Public Pensions Go Much More Public: Jealous of your friends with state-funded pensions? With all the doom and gloom surrounding public employee retirement systems over the past several years, it’s hard to imagine many people clamoring to jump into the game—but the National Conference on Public Employee Retirement Systems is banking on just that. The NCPERS this week proposed letting companies that lack their own employee pension plans buy into public retirement funds via the Secure Choice Pension. Employees would be fully vested immediately, and amounts contributed to the plans, plus earnings, would be guaranteed.
“Currently, there’s a retirement deficit of over $8 trillion… that stems from the lack of pensions in the private sector and small 401k accounts,” said NCPERS Executive Director Hank Kim, the architect of the plan, on Wednesday.
But but but … Aren’t public pension plans headed for disaster? According to Reuters, estimates of future public pension shortfalls range from $700 billion to $1 trillion, depending on how investment returns are estimated. But recently, the returns on investments have been rising, and the public retirement systems have grown for six quarters straight. “The vast majority of pension plans are well-funded,” said Kim.

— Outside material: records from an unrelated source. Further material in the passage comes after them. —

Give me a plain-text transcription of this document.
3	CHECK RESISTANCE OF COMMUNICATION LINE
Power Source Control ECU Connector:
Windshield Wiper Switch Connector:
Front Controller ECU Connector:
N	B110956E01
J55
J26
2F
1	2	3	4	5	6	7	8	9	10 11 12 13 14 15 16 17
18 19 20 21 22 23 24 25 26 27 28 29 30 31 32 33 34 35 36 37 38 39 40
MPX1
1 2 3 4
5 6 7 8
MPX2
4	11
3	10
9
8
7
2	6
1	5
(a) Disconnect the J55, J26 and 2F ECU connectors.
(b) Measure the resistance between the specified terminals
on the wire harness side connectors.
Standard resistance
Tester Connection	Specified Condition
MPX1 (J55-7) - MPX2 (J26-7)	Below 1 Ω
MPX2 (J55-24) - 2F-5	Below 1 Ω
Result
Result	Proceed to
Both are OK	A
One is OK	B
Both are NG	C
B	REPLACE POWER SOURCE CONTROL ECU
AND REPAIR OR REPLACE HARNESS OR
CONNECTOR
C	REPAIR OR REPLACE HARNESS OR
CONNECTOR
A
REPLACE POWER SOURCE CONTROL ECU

What do you think—if you’re an employee without current access to a pension plan, would you want your company to sign up?
Not-So-Small Talk: Talking about weight with anyone can be awkward, but is it really so sensitive a subject that you can’t bring it up with your own children? For many parents, it is. A new survey conducted by WebMD and the nonprofit Sanford Health found parents would rather discuss the birds and the bees with their kids than obesity. About 25 percent of parents surveyed said they were hesitant to discuss weight issues with their kids, while only 10 percent felt uncomfortable discussing sex and 5 percent discussing alcohol, drugs and smoking with their children.

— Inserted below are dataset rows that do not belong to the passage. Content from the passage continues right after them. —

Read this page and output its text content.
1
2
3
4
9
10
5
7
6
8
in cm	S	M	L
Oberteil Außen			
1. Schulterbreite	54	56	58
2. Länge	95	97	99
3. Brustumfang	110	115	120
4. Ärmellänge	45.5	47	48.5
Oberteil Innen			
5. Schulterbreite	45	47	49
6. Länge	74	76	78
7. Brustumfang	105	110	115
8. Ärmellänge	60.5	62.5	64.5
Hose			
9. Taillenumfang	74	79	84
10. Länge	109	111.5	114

Is Alzheimer’s Grounds for Divorce? Christian icon Pat Robertson says yes. The broadcaster told his “700 Club” viewers that divorcing a spouse with Alzheimer’s is justifiable because the disease is “a kind of death,” so it doesn’t break the ’til death do us part marriage vow. Responding to a reader question about a friend whose wife had the disease, Robertson said:
“I know it sounds cruel, but if he’s going to do something, he should divorce her and start all over again, but make sure she has custodial care and somebody looking after her.”

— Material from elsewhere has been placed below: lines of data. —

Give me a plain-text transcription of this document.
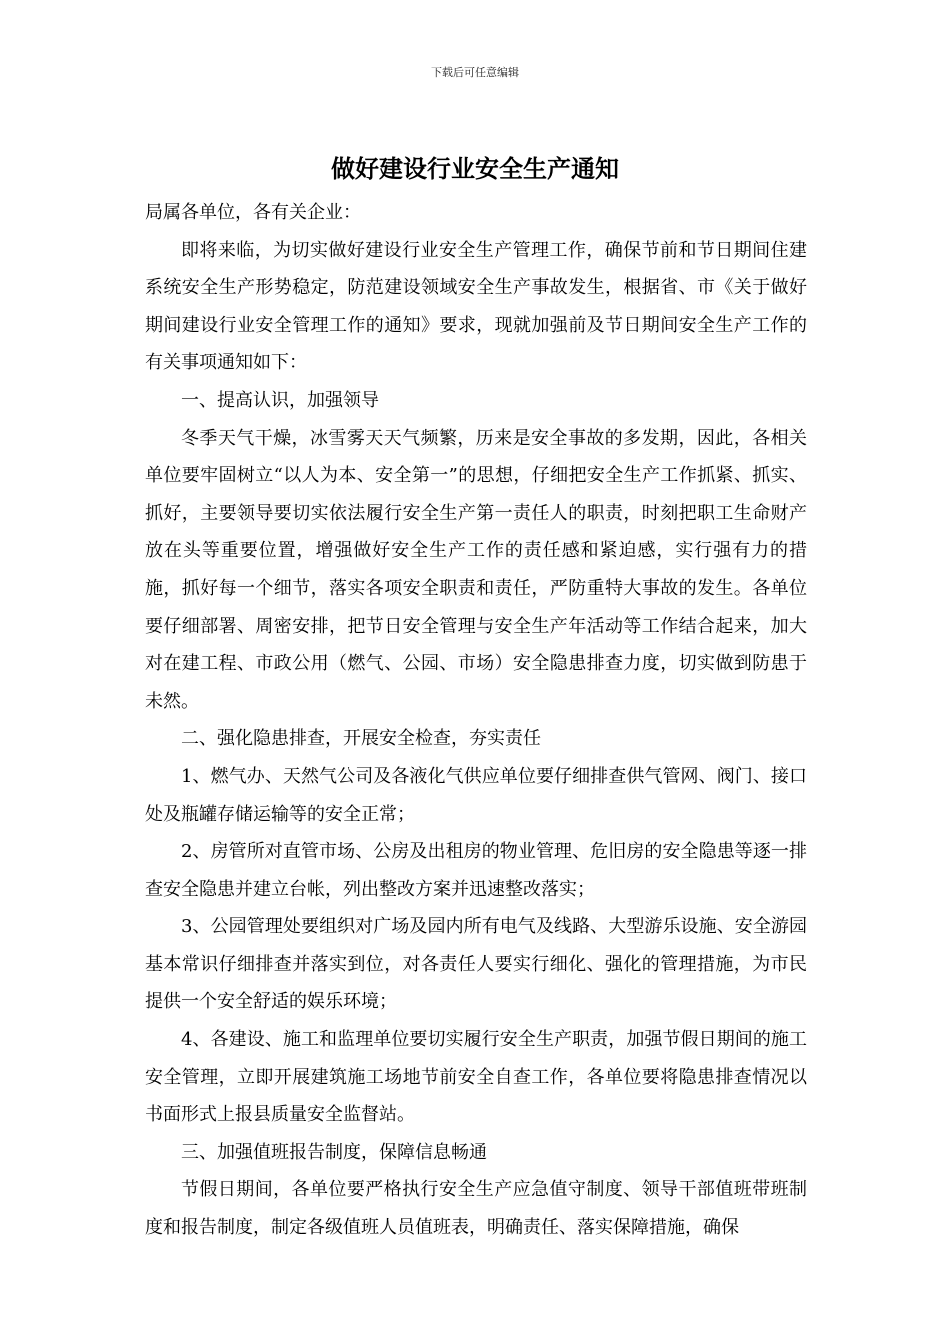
下载后可任意编辑
做好建设行业安全生产通知

局属各单位，各有关企业：

即将来临，为切实做好建设行业安全生产管理工作，确保节前和节日期间住建系统安全生产形势稳定，防范建设领域安全生产事故发生，根据省、市《关于做好期间建设行业安全管理工作的通知》要求，现就加强前及节日期间安全生产工作的有关事项通知如下：

一、提高认识，加强领导

冬季天气干燥，冰雪雾天天气频繁，历来是安全事故的多发期，因此，各相关单位要牢固树立“以人为本、安全第一”的思想，仔细把安全生产工作抓紧、抓实、抓好，主要领导要切实依法履行安全生产第一责任人的职责，时刻把职工生命财产放在头等重要位置，增强做好安全生产工作的责任感和紧迫感，实行强有力的措施，抓好每一个细节，落实各项安全职责和责任，严防重特大事故的发生。各单位要仔细部署、周密安排，把节日安全管理与安全生产年活动等工作结合起来，加大对在建工程、市政公用（燃气、公园、市场）安全隐患排查力度，切实做到防患于未然。

二、强化隐患排查，开展安全检查，夯实责任

1、燃气办、天然气公司及各液化气供应单位要仔细排查供气管网、阀门、接口处及瓶罐存储运输等的安全正常；

2、房管所对直管市场、公房及出租房的物业管理、危旧房的安全隐患等逐一排查安全隐患并建立台帐，列出整改方案并迅速整改落实；

3、公园管理处要组织对广场及园内所有电气及线路、大型游乐设施、安全游园基本常识仔细排查并落实到位，对各责任人要实行细化、强化的管理措施，为市民提供一个安全舒适的娱乐环境；

4、各建设、施工和监理单位要切实履行安全生产职责，加强节假日期间的施工安全管理，立即开展建筑施工场地节前安全自查工作，各单位要将隐患排查情况以书面形式上报县质量安全监督站。

三、加强值班报告制度，保障信息畅通

节假日期间，各单位要严格执行安全生产应急值守制度、领导干部值班带班制度和报告制度，制定各级值班人员值班表，明确责任、落实保障措施，确保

I’m not even gonna comment on this one—but I’d love to hear your opinion!
Friday Quick Hits: U.S. lung cancer rates are falling, led by Western states … Raised skin on eyelids can be an indicator of heart problems … Medicare advantage premiums are dropping by about $1.50 per month … John Boehner has offered his own jobs plan, which includes lowering the corporate tax rate and rolling back environmental and labor regulations … And older NYC women form the Caring Collaborative to help one another with ”short-term, non-emergency caregiving, like pet care, meal and prescription delivery, hospital visits and escorted medical appointments.”